Sombra de Jaime Labastida

Matamos lo que amamos.
Oscar Wilde

¿Podremos dar acaso lo que somos?
¿Jamás? La carne, la mano misma
con la que yo me doy, se vuelve
dulcemente acero, y al durazno
del día -que mastico, goloso-
lo carcome la sombra. Un rastro
de egoísmo contrae el gesto
de la dádiva, un antiguo cansancio
se detiene en el aire. La sonrisa
se hiela. El agua mata la sed,
es cierto, y hace trizas el vaso.

Algo de mí, seco, enmohecido,
se despega conmigo cuando la piel,
ya tensa, de mis labios
roza apenas tu sangre. Algo
pierdo de mí, calcinado,
destruido, en cada río de cólera,
no importa, o de cariño, con los que intento,
miope, asirte, oh tú,
por siempre inalcanzable.
Pues algo detrás de ti se queda,
durísimo, inasible, al otro lado
de una puerta de llanto sólo
y de tristeza y de goznes
inútiles: no tengo llave,
no tengo voz con qué lograr
que la montaña se abra. Porque te digo
amor y sin embargo mato
aquello mismo que deseo, equívocos,
equívocos. Somos aquello
que construimos, nada, sólo
un poco de polvo en la mitad
inhóspita del llano, una columna
lenta, con basura y humo, un instante
de piedra, detenido. Más que ser,
tocar un rostro.
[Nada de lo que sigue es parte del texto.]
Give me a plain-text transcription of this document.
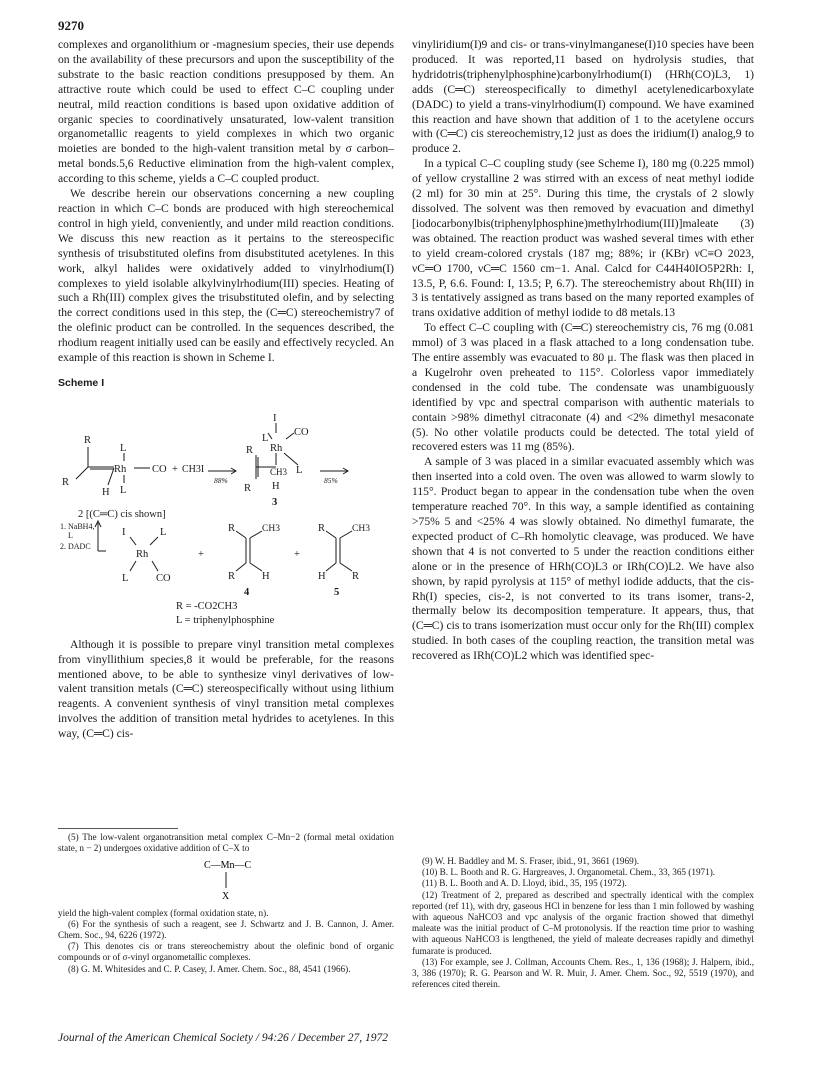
9270

complexes and organolithium or -magnesium species, their use depends on the availability of these precursors and upon the susceptibility of the substrate to the basic reaction conditions presupposed by them. An attractive route which could be used to effect C–C coupling under neutral, mild reaction conditions is based upon oxidative addition of organic species to coordinatively unsaturated, low-valent transition organometallic reagents to yield complexes in which two organic moieties are bonded to the high-valent transition metal by σ carbon–metal bonds.5,6 Reductive elimination from the high-valent complex, according to this scheme, yields a C–C coupled product.

We describe herein our observations concerning a new coupling reaction in which C–C bonds are produced with high stereochemical control in high yield, conveniently, and under mild reaction conditions. We discuss this new reaction as it pertains to the stereospecific synthesis of trisubstituted olefins from disubstituted acetylenes. In this work, alkyl halides were oxidatively added to vinylrhodium(I) complexes to yield isolable alkylvinylrhodium(III) species. Heating of such a Rh(III) complex gives the trisubstituted olefin, and by selecting the correct conditions used in this step, the (C═C) stereochemistry7 of the olefinic product can be controlled. In the sequences described, the rhodium reagent initially used can be easily and effectively recycled. An example of this reaction is shown in Scheme I.

Scheme I
R
L
Rh
R
H L
CO + CH3I
88%
2 [(C═C) cis shown]
I
L
CO
Rh
R
CH3 L
R H
85%
3
1. NaBH4,
L
2. DADC
I	L
Rh
L	CO
+
R	CH3
R	H
4
+
R	CH3
H	R
5
R = -CO2CH3
L = triphenylphosphine

Although it is possible to prepare vinyl transition metal complexes from vinyllithium species,8 it would be preferable, for the reasons mentioned above, to be able to synthesize vinyl derivatives of low-valent transition metals (C═C) stereospecifically without using lithium reagents. A convenient synthesis of vinyl transition metal complexes involves the addition of transition metal hydrides to acetylenes. In this way, (C═C) cis-

vinyliridium(I)9 and cis- or trans-vinylmanganese(I)10 species have been produced. It was reported,11 based on hydrolysis studies, that hydridotris(triphenylphosphine)carbonylrhodium(I) (HRh(CO)L3, 1) adds (C═C) stereospecifically to dimethyl acetylenedicarboxylate (DADC) to yield a trans-vinylrhodium(I) compound. We have examined this reaction and have shown that addition of 1 to the acetylene occurs with (C═C) cis stereochemistry,12 just as does the iridium(I) analog,9 to produce 2.

In a typical C–C coupling study (see Scheme I), 180 mg (0.225 mmol) of yellow crystalline 2 was stirred with an excess of neat methyl iodide (2 ml) for 30 min at 25°. During this time, the crystals of 2 slowly dissolved. The solvent was then removed by evacuation and dimethyl [iodocarbonylbis(triphenylphosphine)methylrhodium(III)]maleate (3) was obtained. The reaction product was washed several times with ether to yield cream-colored crystals (187 mg; 88%; ir (KBr) νC≡O 2023, νC═O 1700, νC═C 1560 cm−1. Anal. Calcd for C44H40IO5P2Rh: I, 13.5, P, 6.6. Found: I, 13.5; P, 6.7). The stereochemistry about Rh(III) in 3 is tentatively assigned as trans based on the many reported examples of trans oxidative addition of methyl iodide to d8 metals.13

To effect C–C coupling with (C═C) stereochemistry cis, 76 mg (0.081 mmol) of 3 was placed in a flask attached to a long condensation tube. The entire assembly was evacuated to 80 μ. The flask was then placed in a Kugelrohr oven preheated to 115°. Colorless vapor immediately condensed in the cold tube. The condensate was unambiguously identified by vpc and spectral comparison with authentic materials to contain >98% dimethyl citraconate (4) and <2% dimethyl mesaconate (5). No other volatile products could be detected. The total yield of recovered esters was 11 mg (85%).

A sample of 3 was placed in a similar evacuated assembly which was then inserted into a cold oven. The oven was allowed to warm slowly to 115°. Product began to appear in the condensation tube when the oven temperature reached 70°. In this way, a sample identified as containing >75% 5 and <25% 4 was slowly obtained. No dimethyl fumarate, the expected product of C–Rh homolytic cleavage, was produced. We have shown that 4 is not converted to 5 under the reaction conditions either alone or in the presence of HRh(CO)L3 or IRh(CO)L2. We have also shown, by rapid pyrolysis at 115° of methyl iodide adducts, that the cis-Rh(I) species, cis-2, is not converted to its trans isomer, trans-2, thermally below its decomposition temperature. It appears, thus, that (C═C) cis to trans isomerization must occur only for the Rh(III) complex studied. In both cases of the coupling reaction, the transition metal was recovered as IRh(CO)L2 which was identified spec-

(5) The low-valent organotransition metal complex C–Mn−2 (formal metal oxidation state, n − 2) undergoes oxidative addition of C–X to

C—Mn—C
X

yield the high-valent complex (formal oxidation state, n).

(6) For the synthesis of such a reagent, see J. Schwartz and J. B. Cannon, J. Amer. Chem. Soc., 94, 6226 (1972).

(7) This denotes cis or trans stereochemistry about the olefinic bond of organic compounds or of σ-vinyl organometallic complexes.

(8) G. M. Whitesides and C. P. Casey, J. Amer. Chem. Soc., 88, 4541 (1966).

(9) W. H. Baddley and M. S. Fraser, ibid., 91, 3661 (1969).

(10) B. L. Booth and R. G. Hargreaves, J. Organometal. Chem., 33, 365 (1971).

(11) B. L. Booth and A. D. Lloyd, ibid., 35, 195 (1972).

(12) Treatment of 2, prepared as described and spectrally identical with the complex reported (ref 11), with dry, gaseous HCl in benzene for less than 1 min followed by washing with aqueous NaHCO3 and vpc analysis of the organic fraction showed that dimethyl maleate was the initial product of C–M protonolysis. If the reaction time prior to washing with aqueous NaHCO3 is lengthened, the yield of maleate decreases rapidly and dimethyl fumarate is produced.

(13) For example, see J. Collman, Accounts Chem. Res., 1, 136 (1968); J. Halpern, ibid., 3, 386 (1970); R. G. Pearson and W. R. Muir, J. Amer. Chem. Soc., 92, 5519 (1970), and references cited therein.

Journal of the American Chemical Society / 94:26 / December 27, 1972
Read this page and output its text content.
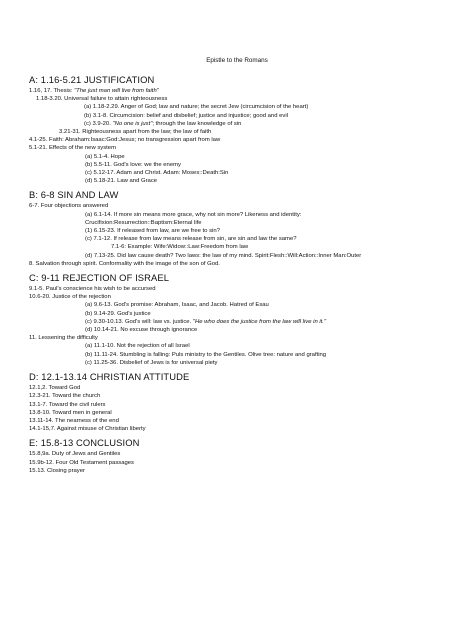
Epistle to the Romans
A: 1.16-5.21 JUSTIFICATION
1.16, 17. Thesis: "The just man will live from faith"
1.18-3.20. Universal failure to attain righteousness
(a) 1.18-2.29. Anger of God; law and nature; the secret Jew (circumcision of the heart)
(b) 3.1-8. Circumcision: belief and disbelief; justice and injustice; good and evil
(c) 3.9-20. "No one is just"; through the law knowledge of sin
3.21-31. Righteousness apart from the law; the law of faith
4.1-25. Faith: Abraham:Isaac:God:Jesus; no transgression apart from law
5.1-21. Effects of the new system
(a) 5.1-4. Hope
(b) 5.5-11. God's love: we the enemy
(c) 5.12-17. Adam and Christ. Adam: Moses::Death:Sin
(d) 5.18-21. Law and Grace
B: 6-8 SIN AND LAW
6-7. Four objections answered
(a) 6.1-14. If more sin means more grace, why not sin more? Likeness and identity:
Crucifixion:Resurrection::Baptism:Eternal life
(1) 6.15-23. If released from law, are we free to sin?
(c) 7.1-12. If release from law means release from sin, are sin and law the same?
7.1-6: Example: Wife:Widow::Law:Freedom from law
(d) 7.13-25. Did law cause death? Two laws: the law of my mind. Spirit:Flesh::Will:Action::Inner Man:Outer
8. Salvation through spirit. Conformality with the image of the son of God.
C: 9-11 REJECTION OF ISRAEL
9.1-5. Paul's conscience his wish to be accursed
10.6-20. Justice of the rejection
(a) 9.6-13. God's promise: Abraham, Isaac, and Jacob. Hatred of Esau
(b) 9.14-29. God's justice
(c) 9.30-10.13. God's will: law vs. justice. "He who does the justice from the law will live in it."
(d) 10.14-21. No excuse through ignorance
11. Lessening the difficulty
(a) 11.1-10. Not the rejection of all Israel
(b) 11.11-24. Stumbling is falling: Puls ministry to the Gentiles. Olive tree: nature and grafting
(c) 11.25-36. Disbelief of Jews is for universal piety
D: 12.1-13.14 CHRISTIAN ATTITUDE
12.1,2. Toward God
12.3-21. Toward the church
13.1-7. Toward the civil rulers
13.8-10. Toward men in general
13.11-14. The nearness of the end
14.1-15,7. Against misuse of Christian liberty
E: 15.8-13 CONCLUSION
15.8,9a. Duty of Jews and Gentiles
15.9b-12. Four Old Testament passages
15.13. Closing prayer
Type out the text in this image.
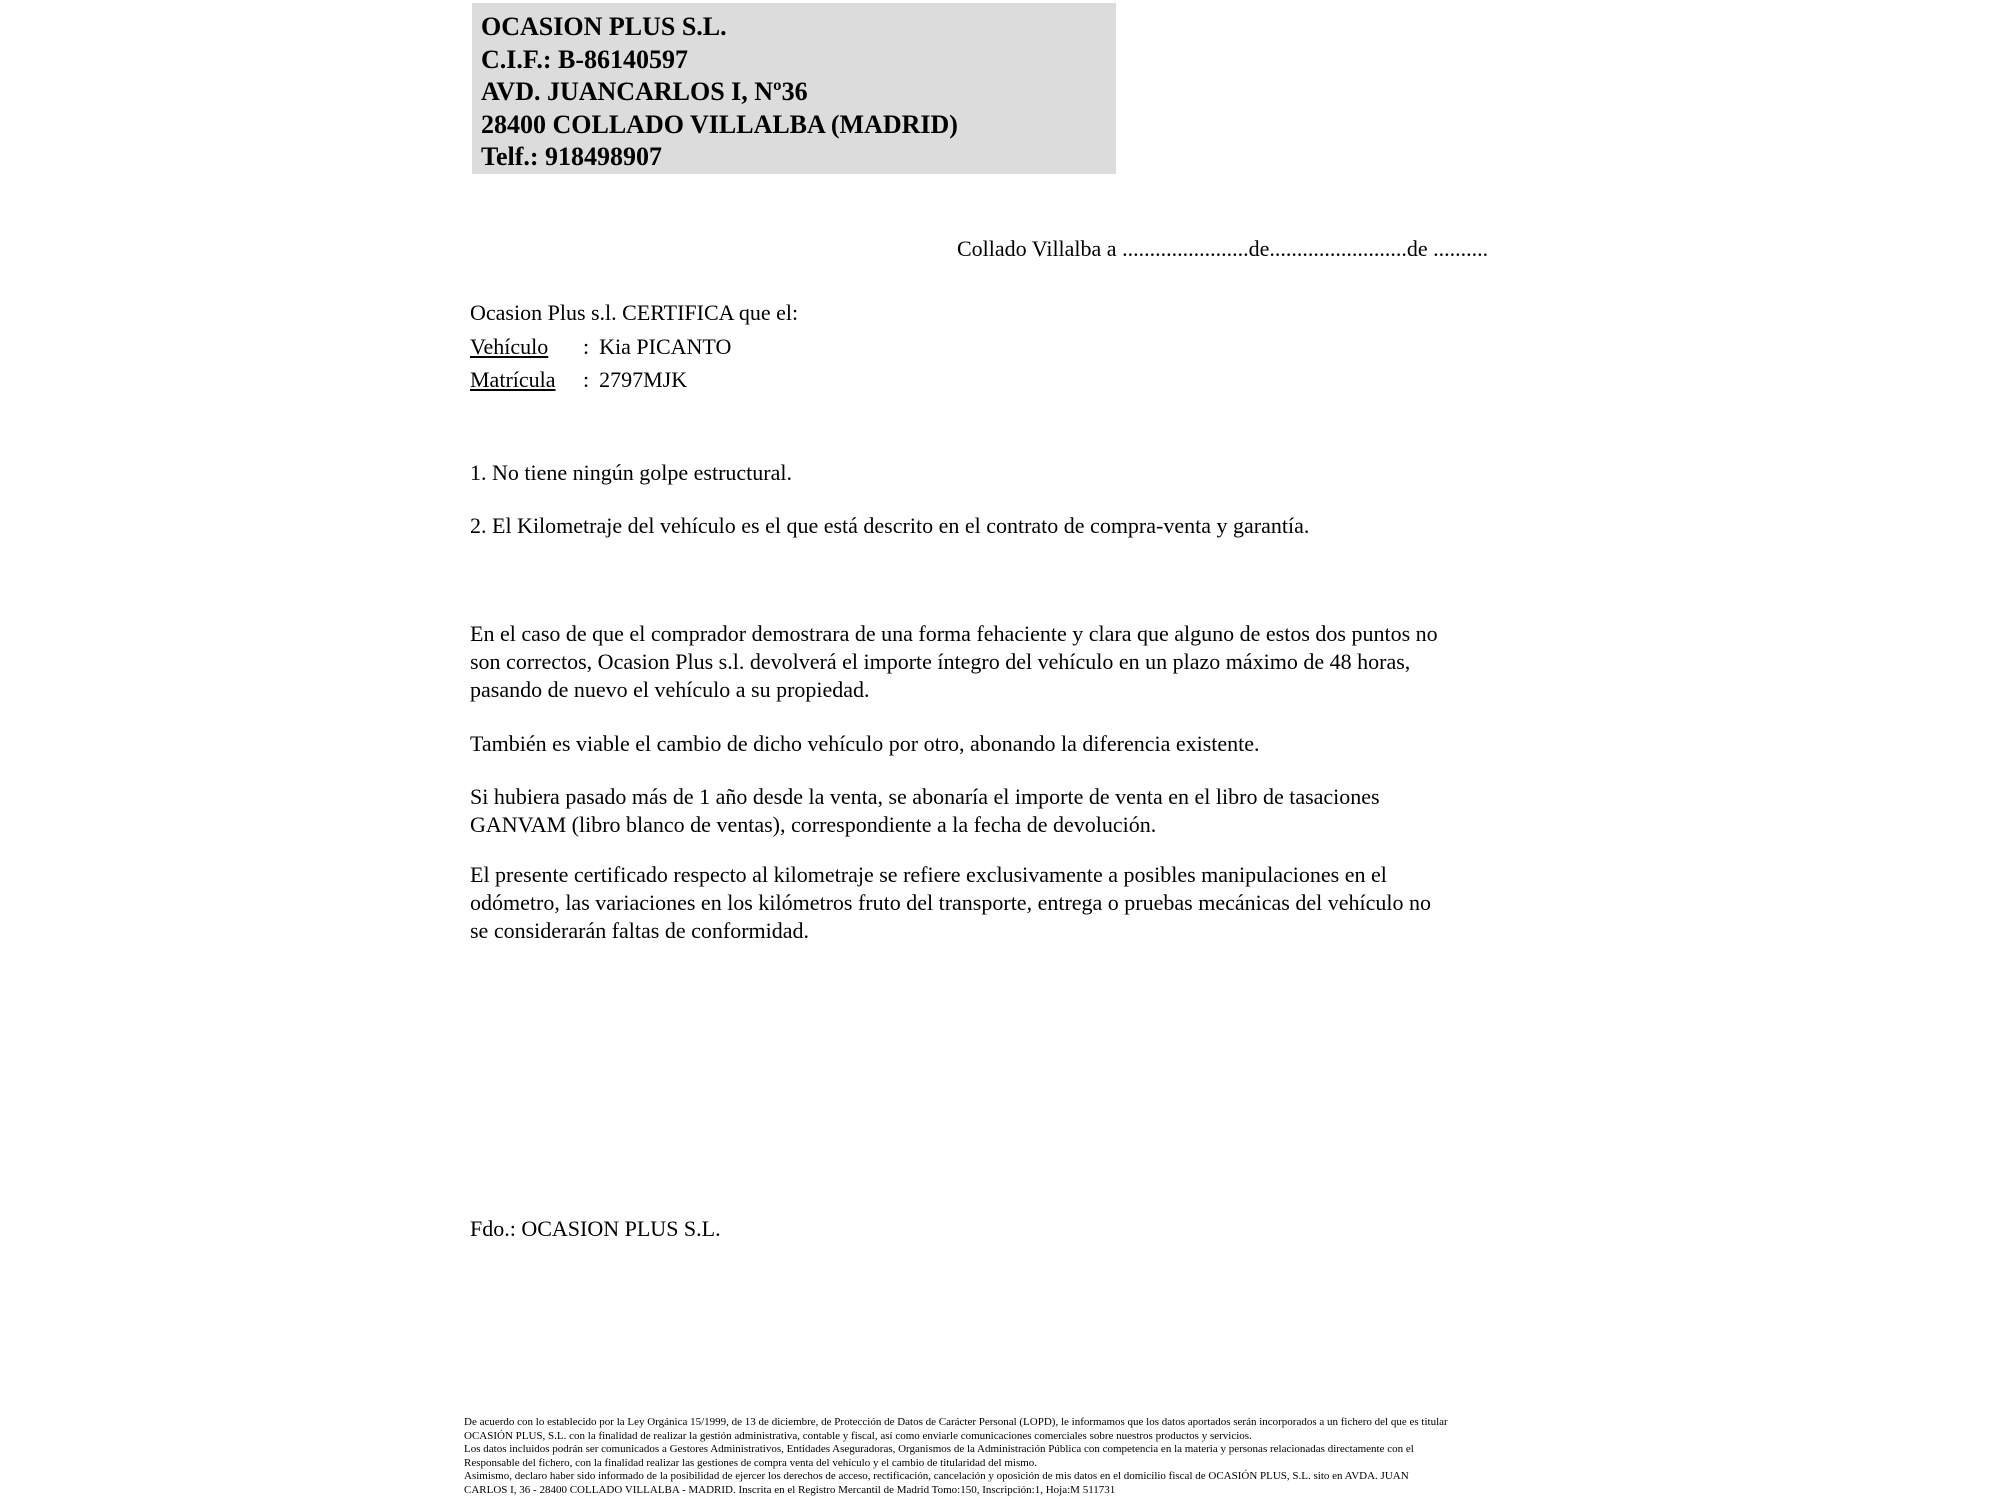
OCASION PLUS S.L.
C.I.F.: B-86140597
AVD. JUANCARLOS I, Nº36
28400 COLLADO VILLALBA (MADRID)
Telf.: 918498907
Collado Villalba a .......................de.........................de ..........
Ocasion Plus s.l. CERTIFICA que el:
Vehículo : Kia PICANTO
Matrícula : 2797MJK
1. No tiene ningún golpe estructural.
2. El Kilometraje del vehículo es el que está descrito en el contrato de compra-venta y garantía.
En el caso de que el comprador demostrara de una forma fehaciente y clara que alguno de estos dos puntos no
son correctos, Ocasion Plus s.l. devolverá el importe íntegro del vehículo en un plazo máximo de 48 horas,
pasando de nuevo el vehículo a su propiedad.
También es viable el cambio de dicho vehículo por otro, abonando la diferencia existente.
Si hubiera pasado más de 1 año desde la venta, se abonaría el importe de venta en el libro de tasaciones
GANVAM (libro blanco de ventas), correspondiente a la fecha de devolución.
El presente certificado respecto al kilometraje se refiere exclusivamente a posibles manipulaciones en el
odómetro, las variaciones en los kilómetros fruto del transporte, entrega o pruebas mecánicas del vehículo no
se considerarán faltas de conformidad.
Fdo.: OCASION PLUS S.L.
De acuerdo con lo establecido por la Ley Orgánica 15/1999, de 13 de diciembre, de Protección de Datos de Carácter Personal (LOPD), le informamos que los datos aportados serán incorporados a un fichero del que es titular
OCASIÓN PLUS, S.L. con la finalidad de realizar la gestión administrativa, contable y fiscal, así como enviarle comunicaciones comerciales sobre nuestros productos y servicios.
Los datos incluidos podrán ser comunicados a Gestores Administrativos, Entidades Aseguradoras, Organismos de la Administración Pública con competencia en la materia y personas relacionadas directamente con el
Responsable del fichero, con la finalidad realizar las gestiones de compra venta del vehículo y el cambio de titularidad del mismo.
Asimismo, declaro haber sido informado de la posibilidad de ejercer los derechos de acceso, rectificación, cancelación y oposición de mis datos en el domicilio fiscal de OCASIÓN PLUS, S.L. sito en AVDA. JUAN
CARLOS I, 36 - 28400 COLLADO VILLALBA - MADRID. Inscrita en el Registro Mercantil de Madrid Tomo:150, Inscripción:1, Hoja:M 511731
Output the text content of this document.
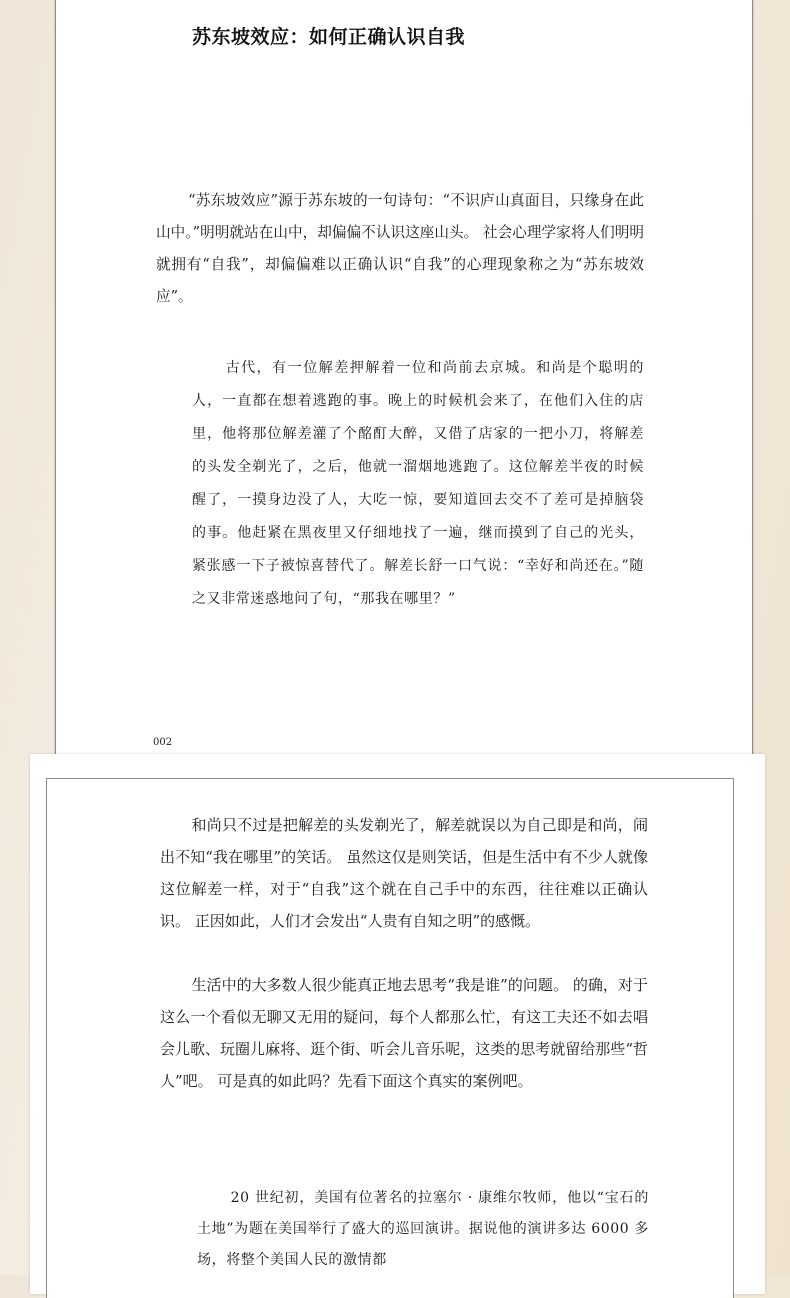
苏东坡效应：如何正确认识自我

“苏东坡效应”源于苏东坡的一句诗句：“不识庐山真面目，只缘身在此山中。”明明就站在山中，却偏偏不认识这座山头。 社会心理学家将人们明明就拥有“自我”，却偏偏难以正确认识“自我”的心理现象称之为“苏东坡效应”。

古代，有一位解差押解着一位和尚前去京城。和尚是个聪明的人，一直都在想着逃跑的事。晚上的时候机会来了，在他们入住的店里，他将那位解差灌了个酩酊大醉，又借了店家的一把小刀，将解差的头发全剃光了，之后，他就一溜烟地逃跑了。这位解差半夜的时候醒了，一摸身边没了人，大吃一惊，要知道回去交不了差可是掉脑袋的事。他赶紧在黑夜里又仔细地找了一遍，继而摸到了自己的光头，紧张感一下子被惊喜替代了。解差长舒一口气说：“幸好和尚还在。”随之又非常迷惑地问了句，“那我在哪里？”

002

和尚只不过是把解差的头发剃光了，解差就误以为自己即是和尚，闹出不知“我在哪里”的笑话。 虽然这仅是则笑话，但是生活中有不少人就像这位解差一样，对于“自我”这个就在自己手中的东西，往往难以正确认识。 正因如此，人们才会发出“人贵有自知之明”的感慨。

生活中的大多数人很少能真正地去思考“我是谁”的问题。 的确，对于这么一个看似无聊又无用的疑问，每个人都那么忙，有这工夫还不如去唱会儿歌、玩圈儿麻将、逛个街、听会儿音乐呢，这类的思考就留给那些“哲人”吧。 可是真的如此吗？先看下面这个真实的案例吧。

20 世纪初，美国有位著名的拉塞尔 · 康维尔牧师，他以“宝石的土地”为题在美国举行了盛大的巡回演讲。据说他的演讲多达 6000 多场，将整个美国人民的激情都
Nuestras vidas
se cruzan como dos aires turbios
encima de la arena o las heladas nubes
de la playa. Así, ni más
ni menos, coincidimos: en la calle,
en la casa, en el jardín de agosto,
en el abril profundo o en este julio
que sangra azules y fugaces hierros.

Soy una brisa que abrasa el centro
del espanto. Todo cuanto te he dado
pasará, como nosotros mismos. Y la sombra,
la sombra sólo, la sombra enorme,
húmeda, la ceniza tediosa
quedará en el cielo, como una cegadora,
abierta herida en la piel de la luz.